Pub Date: Dec. 7th, 2021
ISBN: 978-1-250-18497-9
Publisher: Flatiron Books

After his father’s death, Akash Amin returns home and struggles with secrets and sobriety.

The debut novel by Patel, author of the acclaimed story collection If You See Me, Don’t Say Hi (2018), continues his exploration of Indian American characters who fight against stereotypes and the expectations of others. Akash wants to live in LA and produce the kind of R&B records he grew up listening to in the 1990s, but his alcoholism and bad decisions keep getting in the way of his dreams. He flies home for the puja commemorating his father’s death one year earlier and faces a brother and mother who don’t know he’s gay and who still resent him for causing a drunken scene the night of his brother’s wedding. Renu, Akash’s mother, has spent the year since her husband’s death watching American soap operas, drinking wine, and holding her tongue at the constant microaggressions from so many supposedly well-meaning White friends. Renu has decided to move back to London, where the man she almost married still lives. No one knows about Renu’s secret desire, but she spends the puja thinking about this lost chance at love. At the same time, Akash can’t stop thinking about the first boy who broke his heart back in middle school and who still lives in town. The novel’s power comes from watching a mother and son suffer under such similar burdens while stubbornly refusing to open up to each other.
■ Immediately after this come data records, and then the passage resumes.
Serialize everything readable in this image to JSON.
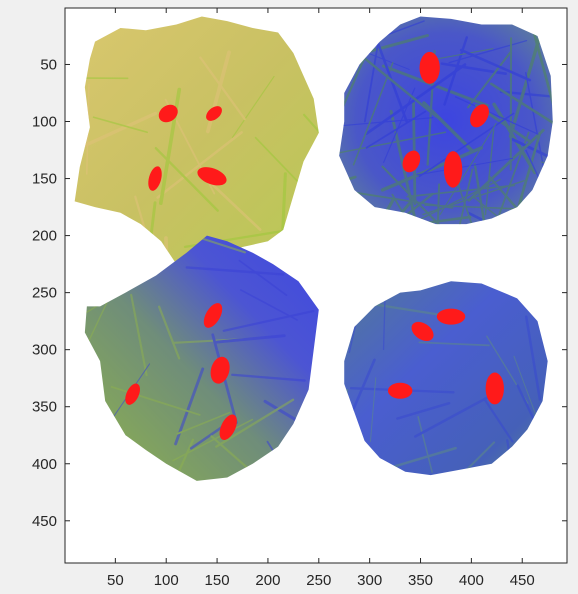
{
  "chart_data": {
    "type": "image",
    "title": "",
    "xlabel": "",
    "ylabel": "",
    "xlim": [
      0.5,
      494
    ],
    "ylim": [
      0.5,
      487
    ],
    "y_reversed": true,
    "x_ticks": [
      50,
      100,
      150,
      200,
      250,
      300,
      350,
      400,
      450
    ],
    "y_ticks": [
      50,
      100,
      150,
      200,
      250,
      300,
      350,
      400,
      450
    ],
    "x_tick_labels": [
      "50",
      "100",
      "150",
      "200",
      "250",
      "300",
      "350",
      "400",
      "450"
    ],
    "y_tick_labels": [
      "50",
      "100",
      "150",
      "200",
      "250",
      "300",
      "350",
      "400",
      "450"
    ],
    "grid": false,
    "colors": {
      "axes_background": "#ffffff",
      "figure_background": "#f0f0f0",
      "axis": "#262626",
      "marker": "#ff1a1a",
      "leaf_yellow": "#c8c865",
      "leaf_green": "#8fbf3a",
      "leaf_blue": "#4a52d4",
      "leaf_teal": "#4f7a8a"
    },
    "panels": [
      {
        "name": "yellow-leaf-cluster",
        "style": "yellow",
        "outline": [
          [
            30,
            30
          ],
          [
            55,
            18
          ],
          [
            80,
            20
          ],
          [
            110,
            15
          ],
          [
            135,
            8
          ],
          [
            160,
            12
          ],
          [
            185,
            18
          ],
          [
            210,
            22
          ],
          [
            225,
            40
          ],
          [
            235,
            60
          ],
          [
            245,
            80
          ],
          [
            250,
            110
          ],
          [
            235,
            135
          ],
          [
            225,
            165
          ],
          [
            215,
            195
          ],
          [
            200,
            205
          ],
          [
            175,
            210
          ],
          [
            140,
            220
          ],
          [
            110,
            225
          ],
          [
            95,
            205
          ],
          [
            75,
            190
          ],
          [
            55,
            180
          ],
          [
            30,
            175
          ],
          [
            10,
            170
          ],
          [
            15,
            140
          ],
          [
            25,
            105
          ],
          [
            20,
            70
          ],
          [
            25,
            45
          ]
        ],
        "markers": [
          [
            102,
            93,
            10,
            7,
            -35
          ],
          [
            147,
            93,
            9,
            5,
            -40
          ],
          [
            89,
            150,
            6,
            11,
            15
          ],
          [
            145,
            148,
            15,
            7,
            20
          ]
        ]
      },
      {
        "name": "blue-sticks-cluster",
        "style": "sticks",
        "outline": [
          [
            275,
            75
          ],
          [
            290,
            50
          ],
          [
            310,
            30
          ],
          [
            330,
            15
          ],
          [
            350,
            8
          ],
          [
            380,
            10
          ],
          [
            410,
            15
          ],
          [
            440,
            15
          ],
          [
            465,
            25
          ],
          [
            478,
            60
          ],
          [
            480,
            100
          ],
          [
            475,
            130
          ],
          [
            460,
            160
          ],
          [
            445,
            175
          ],
          [
            420,
            185
          ],
          [
            395,
            190
          ],
          [
            365,
            190
          ],
          [
            335,
            180
          ],
          [
            305,
            175
          ],
          [
            285,
            160
          ],
          [
            270,
            130
          ],
          [
            275,
            100
          ]
        ],
        "markers": [
          [
            359,
            53,
            10,
            14,
            0
          ],
          [
            408,
            95,
            8,
            11,
            30
          ],
          [
            341,
            135,
            8,
            10,
            25
          ],
          [
            382,
            142,
            9,
            16,
            0
          ]
        ]
      },
      {
        "name": "green-blue-leaf-cluster",
        "style": "greenblue",
        "outline": [
          [
            35,
            262
          ],
          [
            60,
            250
          ],
          [
            90,
            235
          ],
          [
            120,
            215
          ],
          [
            140,
            200
          ],
          [
            160,
            205
          ],
          [
            185,
            215
          ],
          [
            205,
            225
          ],
          [
            230,
            240
          ],
          [
            250,
            265
          ],
          [
            245,
            300
          ],
          [
            240,
            335
          ],
          [
            225,
            365
          ],
          [
            210,
            385
          ],
          [
            185,
            400
          ],
          [
            160,
            412
          ],
          [
            130,
            415
          ],
          [
            100,
            400
          ],
          [
            80,
            388
          ],
          [
            60,
            375
          ],
          [
            40,
            345
          ],
          [
            35,
            310
          ],
          [
            20,
            285
          ],
          [
            22,
            262
          ]
        ],
        "markers": [
          [
            146,
            270,
            7,
            12,
            30
          ],
          [
            153,
            318,
            9,
            12,
            15
          ],
          [
            67,
            339,
            6,
            10,
            25
          ],
          [
            161,
            368,
            7,
            12,
            25
          ]
        ]
      },
      {
        "name": "blue-teal-leaf-cluster",
        "style": "blueteal",
        "outline": [
          [
            275,
            310
          ],
          [
            285,
            280
          ],
          [
            305,
            262
          ],
          [
            330,
            250
          ],
          [
            350,
            248
          ],
          [
            380,
            240
          ],
          [
            410,
            242
          ],
          [
            445,
            255
          ],
          [
            465,
            275
          ],
          [
            475,
            310
          ],
          [
            470,
            345
          ],
          [
            455,
            370
          ],
          [
            440,
            385
          ],
          [
            420,
            400
          ],
          [
            390,
            405
          ],
          [
            360,
            410
          ],
          [
            335,
            407
          ],
          [
            310,
            395
          ],
          [
            295,
            380
          ],
          [
            285,
            355
          ],
          [
            275,
            330
          ]
        ],
        "markers": [
          [
            380,
            271,
            14,
            7,
            0
          ],
          [
            352,
            284,
            12,
            7,
            35
          ],
          [
            330,
            336,
            12,
            7,
            0
          ],
          [
            423,
            334,
            9,
            14,
            0
          ]
        ]
      }
    ]
  }
}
The flaw in Patel’s novel is structural more than anything else. The short chapters (some as few as two pages) alternate between Akash’s and Renu’s narration; they wrestle with such similar burdens, and they’re together for so much of the book, that the quick jumps between them keep the reader from sinking into either of their stories.

Strong characters and a sharp depiction of familial secrets in a novel that feels too compressed.